Политика и культура

Андрей Кончаловский


Хотелось как лучше — получилось как всегда. Самая крылатая из всех крылатых в наши дни фраз.

Интересно, почему из так замечательно задуманных российских преобразований либо не получается ничего, либо получается черт знает что? Есть о чем поразмышлять.

Объяснения нашим неудачам всегда есть. Как правило, связаны они с не оправдавшим доверия государственным деятелем. Этот все зажал, не дает инициативы. Этот все распустил. Этот окружил себя ворами. Этот пьет. Этот без перерыва болеет.
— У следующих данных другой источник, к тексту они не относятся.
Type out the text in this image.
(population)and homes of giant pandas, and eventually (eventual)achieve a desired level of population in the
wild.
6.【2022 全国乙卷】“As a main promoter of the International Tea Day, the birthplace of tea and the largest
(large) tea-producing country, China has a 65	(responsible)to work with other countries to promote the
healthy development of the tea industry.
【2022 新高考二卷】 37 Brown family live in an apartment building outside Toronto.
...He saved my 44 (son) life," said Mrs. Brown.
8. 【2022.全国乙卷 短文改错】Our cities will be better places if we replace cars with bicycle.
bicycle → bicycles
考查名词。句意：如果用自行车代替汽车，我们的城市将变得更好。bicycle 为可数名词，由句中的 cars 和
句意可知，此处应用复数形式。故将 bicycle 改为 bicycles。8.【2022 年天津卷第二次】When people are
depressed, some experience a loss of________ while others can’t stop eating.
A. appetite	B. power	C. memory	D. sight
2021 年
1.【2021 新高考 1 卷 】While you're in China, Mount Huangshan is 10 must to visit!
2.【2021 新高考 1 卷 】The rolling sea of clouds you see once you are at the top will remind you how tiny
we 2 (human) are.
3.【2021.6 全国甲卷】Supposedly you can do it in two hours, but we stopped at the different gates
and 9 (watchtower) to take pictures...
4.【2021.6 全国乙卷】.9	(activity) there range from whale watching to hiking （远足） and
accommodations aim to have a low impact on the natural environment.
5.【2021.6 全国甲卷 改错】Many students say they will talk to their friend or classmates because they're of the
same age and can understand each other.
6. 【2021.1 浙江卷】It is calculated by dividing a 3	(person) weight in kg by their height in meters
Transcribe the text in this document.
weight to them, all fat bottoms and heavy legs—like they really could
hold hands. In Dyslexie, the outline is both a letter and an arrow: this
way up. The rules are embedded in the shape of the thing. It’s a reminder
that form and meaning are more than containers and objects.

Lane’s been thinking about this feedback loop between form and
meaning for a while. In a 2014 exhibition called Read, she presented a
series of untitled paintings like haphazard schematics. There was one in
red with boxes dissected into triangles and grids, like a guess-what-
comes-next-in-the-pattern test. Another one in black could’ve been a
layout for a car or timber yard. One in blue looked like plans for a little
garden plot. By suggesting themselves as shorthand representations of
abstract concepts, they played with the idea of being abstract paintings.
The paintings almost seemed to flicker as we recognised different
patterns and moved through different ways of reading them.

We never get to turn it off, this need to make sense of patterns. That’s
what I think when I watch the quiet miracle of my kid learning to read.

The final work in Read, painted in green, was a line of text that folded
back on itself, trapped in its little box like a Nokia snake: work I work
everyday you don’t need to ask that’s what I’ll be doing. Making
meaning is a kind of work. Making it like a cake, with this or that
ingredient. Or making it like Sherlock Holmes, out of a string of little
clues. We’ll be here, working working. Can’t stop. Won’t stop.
Объяснение всего и вся недостатками одной личности уже симптоматично. Наше общество живет в надежде на хорошего правителя.

Главная мысль чуть ли не всех преобразователей и реформаторов, знатоков правильного пути, устроителей России состоит в том, что политика способна изменить культуру. На этом стояли и царь Петр Алексеевич, и Владимир Ильич, и Иосиф Виссарионович, и академик Сахаров. На этом стоят Горбачев и Ельцин, Егор Гайдар, Александр Исаевич Солженицын и генерал Лебедь. Марксисты и антимарксисты, все они исходили из того и ныне стоят на том же, что, если поменять политические условия, изменится и культура. Правда, один марксист, Плеханов, помудрее и подальновиднее Ленина, предупредил, что не получится построить демократическое общество в России, даже если удастся взять в руки власть. «Русская история еще не смолола той муки, из которой можно испечь пирог социализма».

Плеханов понимал, что русская история как процесс развития культуры еще не создала ментальности, готовой к приятию социализма. Социализм — идея красивая, но родилась она в немецкой голове. И, действительно, быть может, у нее было гораздо больше шансов осуществиться в Германии, чем в России. Марксизму свойствен руссоистский взгляд на человека. Руссоистский, то есть полагающий, что человек по своей изначальной природе добр, создан для добра. Человек для марксистов — абстракция. Опыт истории еще не развеял это заблуждение.

В среде леволиберальной мировой интеллектуальной элиты до сих пор живет иллюзия, что демократические выборы, доступ к информации и всеобщее образование — залог успешного решения всех проблем государства. В этом смысле наши преобразователи не отстают от западных демократов. Но как они ни стараются поставить политику над культурой, культура все равно берет свое, она формирует политическую реальность.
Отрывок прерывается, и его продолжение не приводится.